In Kane County, Ill., a developer courting one of three neighboring family farms to sell land told one farmstead’s owner, “The next time you go by this place, you won’t even recognize it.” The developer thought he was impressing the farmer with his vision to transform fields into a thriving suburban community. But the farmer, whose family had tilled these acres since the early 1900s, inferred that the developer was going to wipe out the farmer’s heritage. Jane Strickland had better luck.
The Fort Wayne, Ind., resident had been searching for a location to start a horse stables business and had bought one of those family farms in 2001. She soon saw that suburban sprawl from Huntley, Elgin, and other suburban Chicago enclaves was pushing westward. Almost always when residential development creeps next to farmland, the two coexist for a time but eventually the farm is annexed and disappears. Strickland and her brother, John DeWald, a San Diego developer as well as a trained biologist and chemist, sought a way to preserve the county’s farmland. They proposed an idea that became Serosun Farms and won over the neighboring Allens and Grollemonds who saw the development as one that would preserve the legacies of their farming families. Even some of the roads and a pond are named after the families and their children.

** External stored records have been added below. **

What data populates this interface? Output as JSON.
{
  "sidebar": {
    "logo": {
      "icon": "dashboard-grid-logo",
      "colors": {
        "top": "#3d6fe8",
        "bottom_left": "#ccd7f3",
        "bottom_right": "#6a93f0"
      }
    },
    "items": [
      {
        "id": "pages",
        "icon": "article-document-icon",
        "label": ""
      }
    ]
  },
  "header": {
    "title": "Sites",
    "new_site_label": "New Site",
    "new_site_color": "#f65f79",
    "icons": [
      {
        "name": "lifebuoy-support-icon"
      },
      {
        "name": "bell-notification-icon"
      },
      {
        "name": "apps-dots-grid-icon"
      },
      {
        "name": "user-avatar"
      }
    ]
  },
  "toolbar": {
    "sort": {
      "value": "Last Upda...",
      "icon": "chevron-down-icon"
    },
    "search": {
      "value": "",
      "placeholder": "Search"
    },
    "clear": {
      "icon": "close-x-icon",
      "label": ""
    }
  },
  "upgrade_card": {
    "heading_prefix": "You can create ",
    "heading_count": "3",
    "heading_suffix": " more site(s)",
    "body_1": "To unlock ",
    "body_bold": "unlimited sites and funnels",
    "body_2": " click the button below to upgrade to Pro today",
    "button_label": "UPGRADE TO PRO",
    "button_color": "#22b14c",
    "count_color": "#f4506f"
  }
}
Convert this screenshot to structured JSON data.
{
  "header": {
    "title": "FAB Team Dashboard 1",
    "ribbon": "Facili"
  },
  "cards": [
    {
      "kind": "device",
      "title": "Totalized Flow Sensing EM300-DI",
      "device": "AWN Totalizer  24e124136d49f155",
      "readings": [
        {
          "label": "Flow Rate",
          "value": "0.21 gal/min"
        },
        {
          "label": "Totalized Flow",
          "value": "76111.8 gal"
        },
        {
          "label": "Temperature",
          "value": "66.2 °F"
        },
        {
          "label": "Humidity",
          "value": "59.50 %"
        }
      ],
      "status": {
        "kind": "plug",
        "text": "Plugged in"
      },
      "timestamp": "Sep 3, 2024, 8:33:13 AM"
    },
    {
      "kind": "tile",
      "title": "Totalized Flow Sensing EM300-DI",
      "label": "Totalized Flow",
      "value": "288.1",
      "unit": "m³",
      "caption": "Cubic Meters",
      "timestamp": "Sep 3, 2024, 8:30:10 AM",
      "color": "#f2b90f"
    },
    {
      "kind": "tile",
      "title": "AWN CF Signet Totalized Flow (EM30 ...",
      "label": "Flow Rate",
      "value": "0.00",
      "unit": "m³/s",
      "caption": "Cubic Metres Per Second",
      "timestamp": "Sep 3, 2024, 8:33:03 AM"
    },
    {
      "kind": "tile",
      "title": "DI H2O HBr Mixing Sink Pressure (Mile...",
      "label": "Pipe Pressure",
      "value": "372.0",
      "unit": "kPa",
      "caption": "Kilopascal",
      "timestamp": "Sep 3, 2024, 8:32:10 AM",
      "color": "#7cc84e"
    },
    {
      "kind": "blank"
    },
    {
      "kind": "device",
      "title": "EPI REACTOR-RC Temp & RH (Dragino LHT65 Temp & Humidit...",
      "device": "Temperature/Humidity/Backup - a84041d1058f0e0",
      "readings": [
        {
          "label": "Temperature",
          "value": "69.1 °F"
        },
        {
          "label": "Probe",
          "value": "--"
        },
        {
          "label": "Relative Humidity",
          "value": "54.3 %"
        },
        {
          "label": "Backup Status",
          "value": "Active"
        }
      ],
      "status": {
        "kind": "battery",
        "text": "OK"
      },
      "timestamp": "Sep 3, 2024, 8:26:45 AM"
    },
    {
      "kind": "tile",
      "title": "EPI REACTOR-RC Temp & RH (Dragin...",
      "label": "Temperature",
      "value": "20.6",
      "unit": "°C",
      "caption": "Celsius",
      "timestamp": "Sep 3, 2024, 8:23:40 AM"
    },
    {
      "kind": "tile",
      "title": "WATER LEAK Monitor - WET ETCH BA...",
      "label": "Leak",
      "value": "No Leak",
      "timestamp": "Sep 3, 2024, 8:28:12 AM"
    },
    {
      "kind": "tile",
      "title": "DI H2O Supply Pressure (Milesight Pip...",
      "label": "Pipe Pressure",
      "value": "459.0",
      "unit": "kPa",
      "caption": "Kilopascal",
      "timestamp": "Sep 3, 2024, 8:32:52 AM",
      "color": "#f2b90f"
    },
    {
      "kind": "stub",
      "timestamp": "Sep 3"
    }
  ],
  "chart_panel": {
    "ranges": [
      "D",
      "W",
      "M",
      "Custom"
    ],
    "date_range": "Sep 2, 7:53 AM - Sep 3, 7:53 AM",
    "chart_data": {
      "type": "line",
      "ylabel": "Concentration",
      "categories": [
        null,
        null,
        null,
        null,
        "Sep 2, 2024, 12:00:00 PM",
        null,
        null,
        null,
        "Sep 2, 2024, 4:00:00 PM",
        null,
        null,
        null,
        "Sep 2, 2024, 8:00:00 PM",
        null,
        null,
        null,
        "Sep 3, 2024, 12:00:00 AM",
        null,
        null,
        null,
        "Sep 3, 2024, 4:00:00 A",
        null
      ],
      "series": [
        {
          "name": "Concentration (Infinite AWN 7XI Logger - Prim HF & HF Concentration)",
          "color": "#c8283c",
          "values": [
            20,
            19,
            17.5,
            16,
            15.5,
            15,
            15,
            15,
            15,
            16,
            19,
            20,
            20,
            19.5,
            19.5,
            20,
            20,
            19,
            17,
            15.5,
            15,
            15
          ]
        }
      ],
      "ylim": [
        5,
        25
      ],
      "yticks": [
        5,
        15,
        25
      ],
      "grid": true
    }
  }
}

There are now at least a dozen agrihoods—planned communities with housing built around working farms—such as Serenbe near Atlanta, Agritopia in Phoenix, and South Village in Burlington, Vt. Homeowners tired of the city’s hustle and bustle are drawn to pastoral country living and being near organic farms that supply locally grown food for farm-to-table markets and farm-to-fork restaurants. Much like the golf course, pool, or tennis courts were unifying amenities in master planned communities, food is emerging as a community-building tool.